FOREIGN RELATIONS - The Minister of Foreign Affairs, Dr Charles Murigande, has expressed optimism about the on-going talks between Rwanda and France aimed at restoring diplomatic relations severed last year.

Murigande said yesterday that the fact that both countries are members of the UN whose charter obliges all member states to live in harmony may necessitate the restoration of bilateral relations.

"We have good reasons to believe that these talks will yield. And some of the reasons is our being members of the UN,” he said yesterday.

Rwanda severed diplomatic ties with France last November after controversial French magistrate Jean Louis Bruguiere issued arrest warrants for senior Rwandan leaders over the death former president Juvenal Habyarimana.
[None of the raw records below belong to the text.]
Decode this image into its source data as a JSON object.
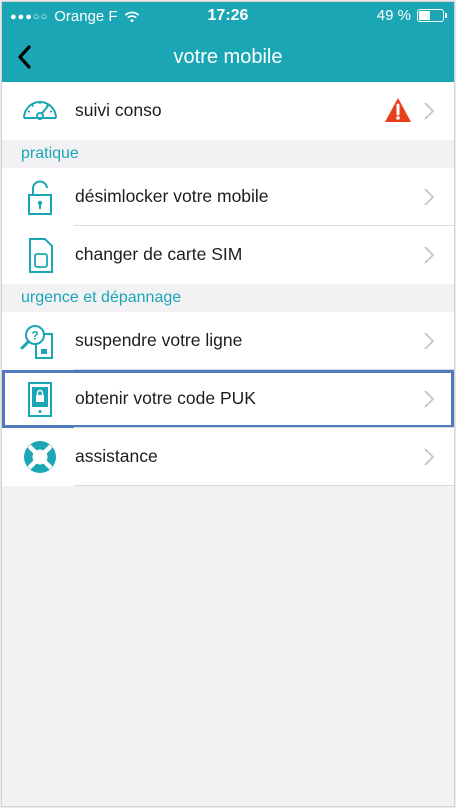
{
  "status_bar": {
    "carrier": "Orange F",
    "time": "17:26",
    "battery": "49 %",
    "battery_level": 0.49
  },
  "nav": {
    "title": "votre mobile"
  },
  "rows": [
    {
      "label": "suivi conso"
    },
    {
      "label": "désimlocker votre mobile"
    },
    {
      "label": "changer de carte SIM"
    },
    {
      "label": "suspendre votre ligne"
    },
    {
      "label": "obtenir votre code PUK"
    },
    {
      "label": "assistance"
    }
  ],
  "sections": {
    "pratique": "pratique",
    "urgence": "urgence et dépannage"
  },
  "colors": {
    "accent": "#1ba6b5",
    "warning": "#e8401c",
    "highlight": "#4f7bbf"
  }
}
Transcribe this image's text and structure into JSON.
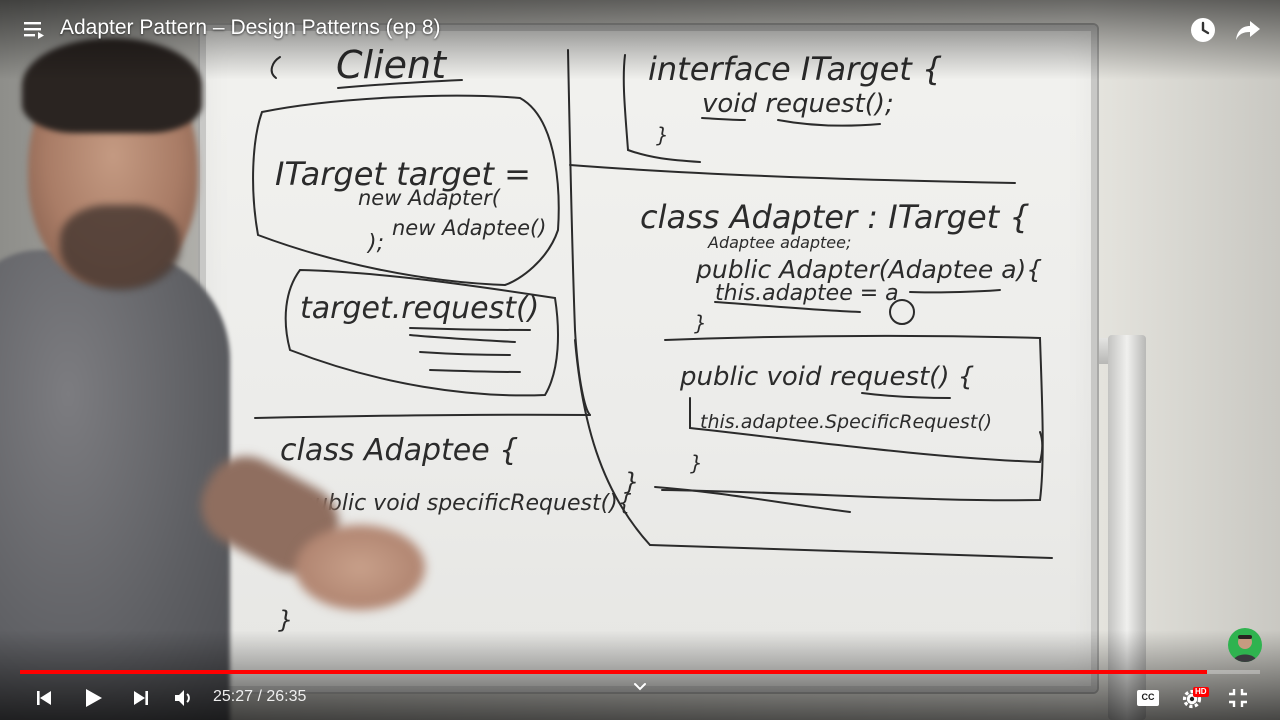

Following the warrants, Lt. Gen. Charles Kayonga and Brig. Gen. Jack Nziza who are among those whose warrants were issued, petitioned a Belgian court demanding that arrest warrants be quashed and disregarded with damages.

France’s Foreign Minister Bernard Kouchner recently announced that he would soon come to Rwanda in an effort to normalise the relations.

Last Thursday, Murigande and Kouchner held talks on the sidelines of the UN 62nd General Assembly in New York, US.

"His visit is still standing, we are working on a date that is mutually convenient for both countries so that he can come,” Murigande said.

Asked whether he would be visiting France soon, Murigande said there are no immediate plans but hastened to add that there is nothing that can prevent him from traveling to Paris.

France has for long been accused of having both directly and indirectly participated in the 1994 Genocide in which over a million Tutsis and moderate Hutus were killed.

Several testimonies so far heard by the independent Mucyo Commission set up to adduce evidence on France’s role in the Genocide, and all the people who testified say they saw French officers participating in the Genocide.

Among the people who have testified were French nationals.

The French are accused of having committed atrocities especially in the western and southern part of the country where Operation Turquoise, a French military operation was based.

This operation, according to some of the witnesses who were mostly foreign journalists, was not humanitarian as it was meant to be, it instead to reinforce militias.

However, the Mucyo Commission (named after Jean de Dieu Mucyo who heads it), which is set to close shop this month, has not published its findings.